Monday 22 December 2008

Christmas is almost upon us, so let me take this opportunity to wish anyone who reads this blog a peaceful and happy time, and I hope it continues into 2009.
Some people, like us, don't bother with Chritmas lights. We have no children at home so have no excuse to glitter up the house and garden. Dh no doubt thinks of the money saved on power and I think of helping polar bears stay afloat. I first saw the habit of decorating the outside of one's home when I was in Philadelphia in the late seventies. I was amazed at South Street - I think it was South Street, or was that the market? Anyway, I remember the Italian section of Philly where rows and rows of houses went wild with Christmas decorations - unknown in the UK as far as I knew at that time. Maybe they did it in the decadent south but not in Durham, oh no. In the nineties dh and I drove from Dallas to Steamboat Springs through the Rockies, creeping through a snowstorm behind the snowblower, and then I found the Christmas lights on remote farmhouses reassured me that there was life out there in the howling darkness. I could see why they did it in Colorado.

Now the habit is fully established here, too. Our cul-de-sac has children, so the blinking lights have appeared, day by day, along the eaves. Little electric signs have been stuck into the lawns and twinkle through the evening. One house is a theatre set, with snowman and Rudolph staring up at the sparkling display. and you know what? I love it!
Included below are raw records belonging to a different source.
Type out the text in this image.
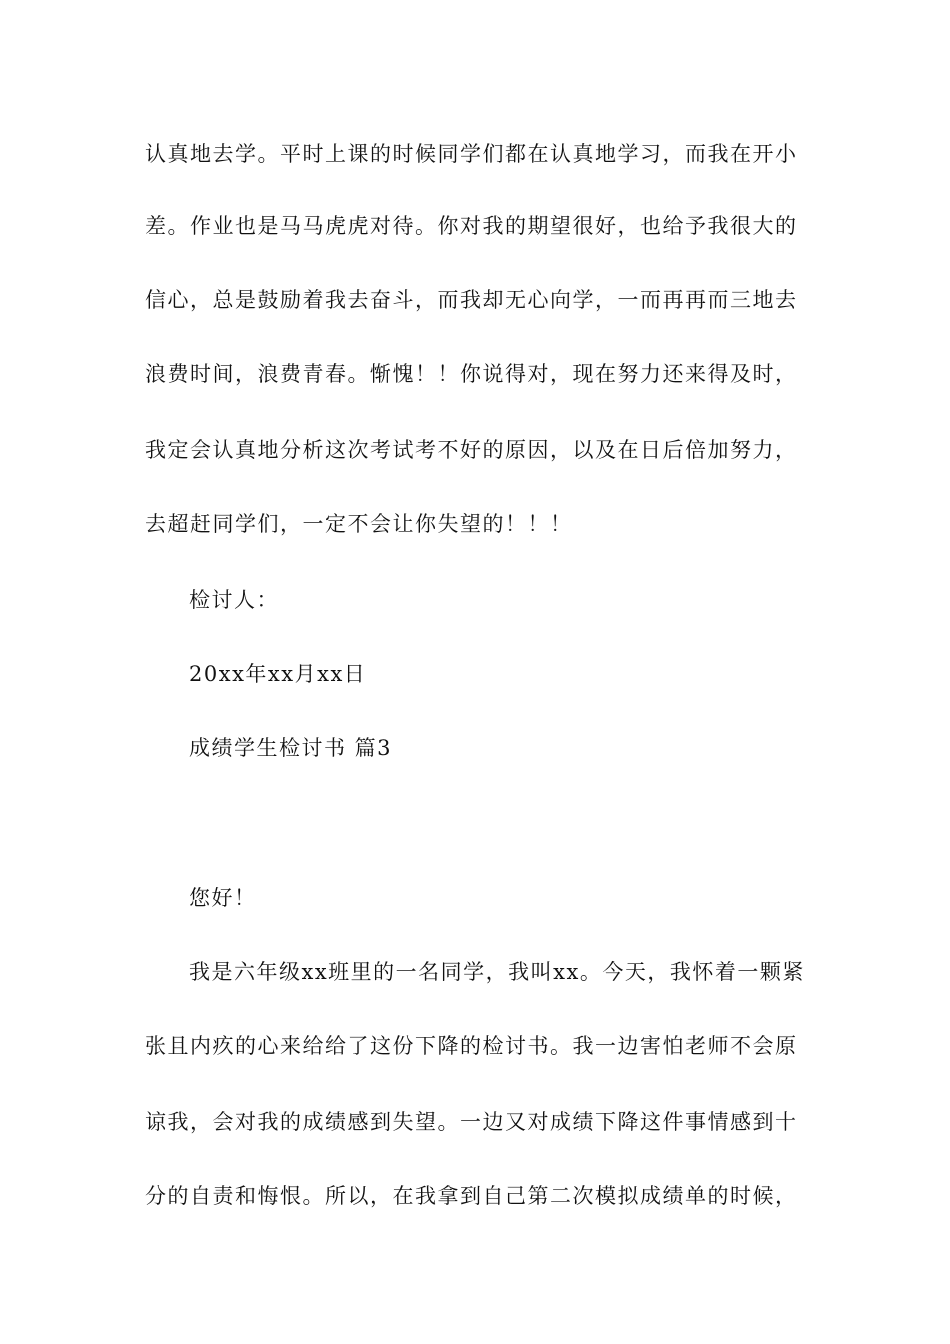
认真地去学。平时上课的时候同学们都在认真地学习，而我在开小
差。作业也是马马虎虎对待。你对我的期望很好，也给予我很大的
信心，总是鼓励着我去奋斗，而我却无心向学，一而再再而三地去
浪费时间，浪费青春。惭愧！！你说得对，现在努力还来得及时，
我定会认真地分析这次考试考不好的原因，以及在日后倍加努力，
去超赶同学们，一定不会让你失望的！！！
检讨人：
20xx年xx月xx日
成绩学生检讨书 篇3
您好！
我是六年级xx班里的一名同学，我叫xx。今天，我怀着一颗紧
张且内疚的心来给给了这份下降的检讨书。我一边害怕老师不会原
谅我，会对我的成绩感到失望。一边又对成绩下降这件事情感到十
分的自责和悔恨。所以，在我拿到自己第二次模拟成绩单的时候，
On the corner of the main road not far away, one householder has decided to take full advantage of his prominent position. Last week his house was so ablaze with Santas, reindeer, sledges and a steam train chugging around its walls - a few things I remember from a hasty, wide-eyed view - that I went out in the dark tonight with my camera to take a picture and display it here.

But you know what? He must have known I was coming, for he hadn't switched them on.


1 comment:

Linda Banche said...

Merry Christmas to you, too. I love Christmas lights. I don't think there can ever be too many. A house a few streets away always has a huge, wonderful display of lights every year, and we always go and gawk. We now have too much junk in the house to fit a Christmas tree, so my husband, electronics nut that he is, bought us a miniature LED tree. But we do have a string of lights around our front window.